Monday, August 24, 2009

First Day

Today is the first day of school. Not for me, but for the 35,000 undergrad students and 5,000 graduate students at the University of Arizona. I am no longer part of your population. So for me, today is just Monday.

Today is actually my first not first day of school. And while I am still interning at the same show I was before as the other interns around me slowly disappear in a Stand By Me, walking along the tracks kind of way, I also see what most of them are going back to.

Am I out of college long enough to be nostalgic? Already once or twice I've caught myself muttering "When I was in college-" which is the young adult equivalent of "back in my day." Things really haven't changed that much. If you go to Tucson, Arizona, you will still find a batch of newly turned 21 year-olds and a sprinkling of 20 year-olds with compensating good posture at Champs on a Tuesday night. The football team will still suck, and the basketball team will still be under performing. Freshman girls will still be partying at fraternities while getting hit on by the senior who hasn't yet moved on.

So today is the first day of school; and while I miss returning to the familiar, I know that next year, on my next first day of not school, I'll look back at today with a similar sentiment. I'll make sweeping (possibly untrue) generalizations about my days as an intern and those I encountered with great nostalgia. And when I look back at pictures, I'll say I can't believe I ever thought that looked cool.

But I do look cool.

~Ross

Friday, August 14, 2009

An Affinity for Affinity

Minority is a bad word. Diversity is not.

I had the opportunity to assist in NBC Universal's NBC Unified program which, to define it simply, consists of a skimming along the top of the five affinity groups associated with NBCU. It was a who's who of gay, female, Asian, Hispanic, and black executives all in the same place for one reason. To give me a job.

I wish.

In reality, they were there to promote and encourage diversity in the workplace. Something that a sheltered white boy like myself didn't have the pleasure of growing up with.

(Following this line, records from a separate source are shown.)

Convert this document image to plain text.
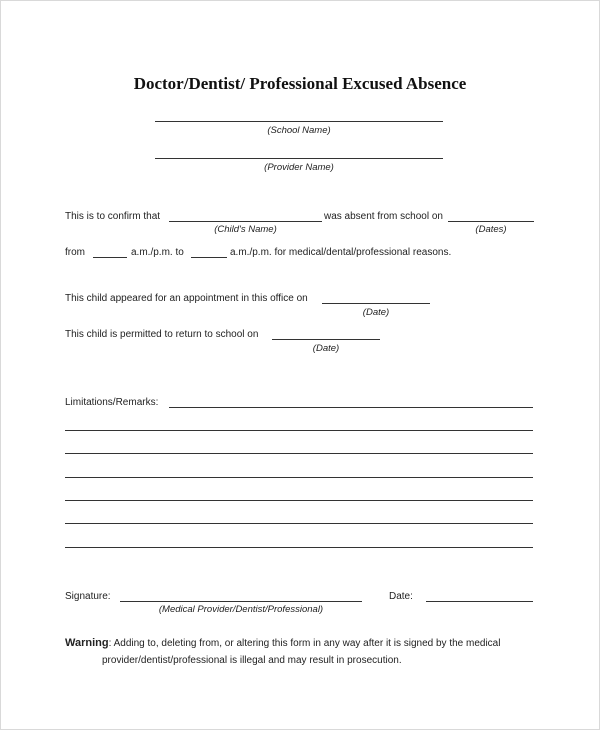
Doctor/Dentist/ Professional Excused Absence
(School Name)
(Provider Name)
This is to confirm that
(Child's Name)
was absent from school on
(Dates)
from	a.m./p.m. to	a.m./p.m. for medical/dental/professional reasons.
This child appeared for an appointment in this office on
(Date)
This child is permitted to return to school on
(Date)
Limitations/Remarks:
Signature:
(Medical Provider/Dentist/Professional)
Date:
Warning: Adding to, deleting from, or altering this form in any way after it is signed by the medical
provider/dentist/professional is illegal and may result in prosecution.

I had a black friend once. His name was D'Angelo and he spoke in ebonics. It was from him that I first learned the "words" 'coo' and 'aint'. Subsequently, that's also when I learned from my parents what a double negative was; and that when I said "I ain't gonna eat no broccoli" I was actually declaring that, yes, I was indeed going to eat some broccoli.

Even though D'Angelo lived in one of the richest suburbs of San Francisco, he was still different from the rest of his classmates; less by the color of his skin than by his culture. When his family moved out of our white bread town, that was the last of my social encounters with a black person.

Also, I realized that for the first time in my life, I have a gay friend (HEY BRETT!). I could launch into a story about how even though I am from the San Francisco Bay Area, I was never exposed to a homosexual peer (nor was a homosexual peer ever exposed in front of me), rather I will assume that you get the point that I was fairly sheltered in my white washed suburban childhood.

And it wasn't until I went to the University of Arizona that I was introduced to the world of a minority and exclusion of my own at the Hispanic film festival. Films solely consisting of Hispanic themes, actors, and audiences isolated me from the culture rather than introducing me to it. Feeling out of place, my emotions wandered toward contempt. Being self-aware (a vice given to me by my two therapist parents) I acknowledged these feelings and opened my eyes for the first time that there might be some disdain directed at the Caucasian culture that this country clings to.

After working this event and sitting in on some of the discussions regarding diversity within a company, I realize that many of the same principles should be instated in my everyday life. First and foremost, we do not live in my white washed suburban hometown anymore, even Larkspur, California has seen an influx of other cultures, races and creeds. Second of all: this is not a bad thing. While we may choose to live in our own sheltered communities, we are all a part of a bigger global community. It is the result of an inability to communicate and understand other cultures that breeds contempt.

The way to fix this is not to hold exclusive events for one group, but rather trickle in diversity. Having an all Hispanic film festival is not diverse, nor does it make up for a lack of Hispanic presence in American culture. It merely creates a separation between the current culture of this country and the Hispanics within it leaving both Hispanics and Caucasians feeling threatened.

And as for "diversity" programs at companies that solely target minorities, this is also not diversity as diversity would also include Caucasians not exclude them because they are presently the majority.

In summation, please accept me into your diverse writer's program even though I am a white Jewish male in the entertainment industry.

Thank you,

Ross Bercun

Thursday, August 13, 2009

What to expect

First let me say that if you have any expectations for this blog, then you're going to be greatly let down; and then skyrocketed into space to surpass all your previous expectations to such a degree that your head, heart and genitals will surely explode.

From here I will begin to tell you my life and observations as I see it. From the perspective of a white Jewish guy in Hollywood trying to play the minority card. From the mind of an offspring of two therapists. From the upbringing of a sheltered upper middle class American, thrust into a world that could care less about his expectations.

There. Now that I've set the bar impossibly high, let us begin.